The century-long journey from museum as exposition to museum as experience finds its ultimate expression, for now and the foreseeable future, at Glenstone – the newly and vastly expanded museum of contemporary art in the rolling, altogether monied hills of Maryland.
While the spotlight here is on the likes of Rothko, Twombly, Pollock, Calder, Warhol & Friends, the lessons learned from the journey are borrowed from Disney World and Jurassic Park. Happily, with a nod to Jeff Goldblum, the pirates, which in this case would have to mean the artists, don’t eat the tourists.
At Glenstone, the goal isn’t merely looking at art but absolutely encountering it. From its often-stark, monochromatic architecture to its acreage of dramatic mid-Atlantic landscaping, walking from one installation, one experience, to the next provides the space and time to let what you’ve just encountered sink in and start to make room for what you will encounter next.

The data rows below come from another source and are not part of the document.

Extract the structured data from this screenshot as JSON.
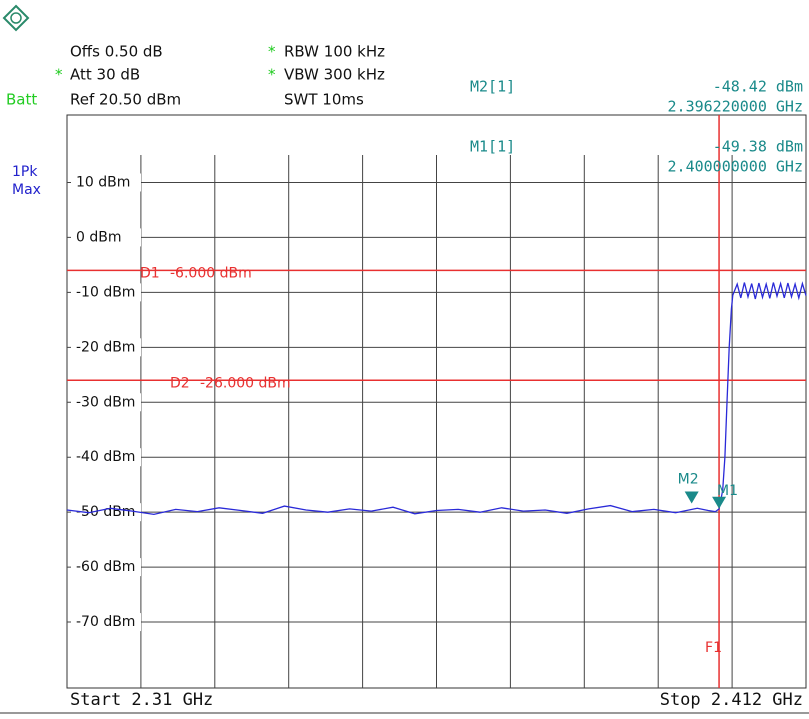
{
  "header": {
    "offs": "Offs 0.50 dB",
    "att": "Att 30 dB",
    "ref": "Ref 20.50 dBm",
    "rbw": "RBW 100 kHz",
    "vbw": "VBW 300 kHz",
    "swt": "SWT 10ms",
    "batt": "Batt",
    "flags": [
      "*",
      "*",
      "*"
    ],
    "trace_mode": [
      "1Pk",
      "Max"
    ]
  },
  "chart_data": {
    "type": "line",
    "start_label": "Start 2.31 GHz",
    "stop_label": "Stop 2.412 GHz",
    "xlim": [
      2.31,
      2.412
    ],
    "xticks": [
      2.3202,
      2.3304,
      2.3406,
      2.3508,
      2.361,
      2.3712,
      2.3814,
      2.3916,
      2.4018
    ],
    "ylim": [
      -82,
      15
    ],
    "yticks": [
      {
        "value": 10,
        "label": "10 dBm"
      },
      {
        "value": 0,
        "label": "0 dBm"
      },
      {
        "value": -10,
        "label": "-10 dBm"
      },
      {
        "value": -20,
        "label": "-20 dBm"
      },
      {
        "value": -30,
        "label": "-30 dBm"
      },
      {
        "value": -40,
        "label": "-40 dBm"
      },
      {
        "value": -50,
        "label": "-50 dBm"
      },
      {
        "value": -60,
        "label": "-60 dBm"
      },
      {
        "value": -70,
        "label": "-70 dBm"
      }
    ],
    "grid": true,
    "series": [
      {
        "name": "1",
        "color": "#2a2ad8",
        "x": [
          2.31,
          2.313,
          2.316,
          2.319,
          2.322,
          2.325,
          2.328,
          2.331,
          2.334,
          2.337,
          2.34,
          2.343,
          2.346,
          2.349,
          2.352,
          2.355,
          2.358,
          2.361,
          2.364,
          2.367,
          2.37,
          2.373,
          2.376,
          2.379,
          2.382,
          2.385,
          2.388,
          2.391,
          2.394,
          2.397,
          2.3985,
          2.3995,
          2.4,
          2.4005,
          2.4008,
          2.4011,
          2.4014,
          2.4017,
          2.4019,
          2.4025,
          2.403,
          2.4035,
          2.404,
          2.4045,
          2.405,
          2.4055,
          2.406,
          2.4065,
          2.407,
          2.4075,
          2.408,
          2.4085,
          2.409,
          2.4095,
          2.41,
          2.4105,
          2.411,
          2.4115,
          2.412
        ],
        "values": [
          -49.6,
          -50.1,
          -49.3,
          -49.8,
          -50.4,
          -49.5,
          -49.9,
          -49.2,
          -49.7,
          -50.2,
          -48.9,
          -49.6,
          -50.0,
          -49.4,
          -49.8,
          -49.1,
          -50.3,
          -49.7,
          -49.5,
          -50.0,
          -49.2,
          -49.8,
          -49.6,
          -50.2,
          -49.4,
          -48.8,
          -49.9,
          -49.5,
          -50.1,
          -49.3,
          -49.7,
          -49.9,
          -49.4,
          -46.0,
          -40.0,
          -30.0,
          -20.0,
          -13.0,
          -10.5,
          -8.5,
          -11.0,
          -8.2,
          -10.8,
          -8.4,
          -11.2,
          -8.3,
          -10.9,
          -8.5,
          -11.1,
          -8.2,
          -10.7,
          -8.4,
          -11.0,
          -8.3,
          -10.8,
          -8.5,
          -11.0,
          -8.4,
          -10.6
        ]
      }
    ],
    "display_lines": [
      {
        "name": "D1",
        "value": -6,
        "label": "-6.000 dBm",
        "color": "#e83030"
      },
      {
        "name": "D2",
        "value": -26,
        "label": "-26.000 dBm",
        "color": "#e83030"
      }
    ],
    "frequency_lines": [
      {
        "name": "F1",
        "value": 2.4,
        "color": "#e83030"
      }
    ],
    "markers": [
      {
        "name": "M2",
        "label": "M2[1]",
        "x": 2.39622,
        "y": -48.42,
        "value_label": "-48.42 dBm",
        "x_label": "2.396220000 GHz",
        "color": "#1a8a8a"
      },
      {
        "name": "M1",
        "label": "M1[1]",
        "x": 2.4,
        "y": -49.38,
        "value_label": "-49.38 dBm",
        "x_label": "2.400000000 GHz",
        "color": "#1a8a8a"
      }
    ]
  }
}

Like Walt Disney’s original theme park and Michael Crichton’s island of prehistoric life, Glenstone was born of one dazzling vision. Among the gray-shirted young women and occasional young men who serve as guides, ushers and never-fail good-attitude dispensers, Emily Wei Rales and Mitchell R. Rales are known as “our founders.” Their original museum (now known as the Gallery) stands on the site of their original home on this property, facing across water past a towering installation by Ellsworth Kelly to their current residence.
The couple “lives” at Glenstone in more ways than one. It was their inspiration and investment that opened here in 2006. And it was their $200 million that created the new Glenmore that welcomed the public after a five-year expansion the first weekend in October. The project had as its goal to make art, architecture and landscape a “seamless” experience. Based on several hours of walking the current 230 acres (up from 100), all the work has been worth it.
The suggestive mythology of The Journey is alive and well at the new Glenstone. After arriving at the aptly named Arrival Hall (where bar-coded tickets get scanned and helpful people talk you through a folded map), you are sent forth to – absolutely nowhere. There is a road twisting across a grassy hillside bordered by trees – yes, autumn is a lovely time to visit – and as in life, you set out along the path. At Disney, there’s a boat ride; Jurassic Park has a helicopter. Most people will, at some point, also flash back to the Yellow Brick Road, though this particular road lopes up and around in unbroken gray to let the colors in nature be the stars.
For most visitors since the re-opening, Glenstone’s most important destination is called The Pavilions. It’s designed by Thomas Phifer of Thomas Phifer and Partners, though the outdoors pulled together with mostly native plants by Adam Greenspan and Peter Walker of PWP Landscape Architecture makes going there every bit as memorable as getting there. Vast expanses of interlocking hills stretch off toward forest, with only the barest hint of stream, creek or pond. The sky is huge and open above this land, a fascination of several artists featured in both the new and the “old” Glenstone collections. We are meant to feel small, to take our proper place, to discover our appropriate scale.
And there’s nobody and nothing to tell us exactly how. The Rales clearly despise signage. This makes the insights from guides encountered along your route (seemingly by accident, but of course not) all the more welcome. But it also means there are no signs in this landscape saying where you’re supposed to be looking or what you’re looking at, any more than there are signs offering narrative beyond artist name, title and materials in small print among the art itself. Not a word is written about where the artist was born or studied, where he was living in 1957 or what he might or might not have been going through when he created this piece.
The Rales are making a bold statement, even beyond the obvious minimalism. This art was created to stand on its own. And even if entire books have been written about the artist or the individual piece, it waits for each of us like that Appointment in Samarra, one pair of eyes at a time.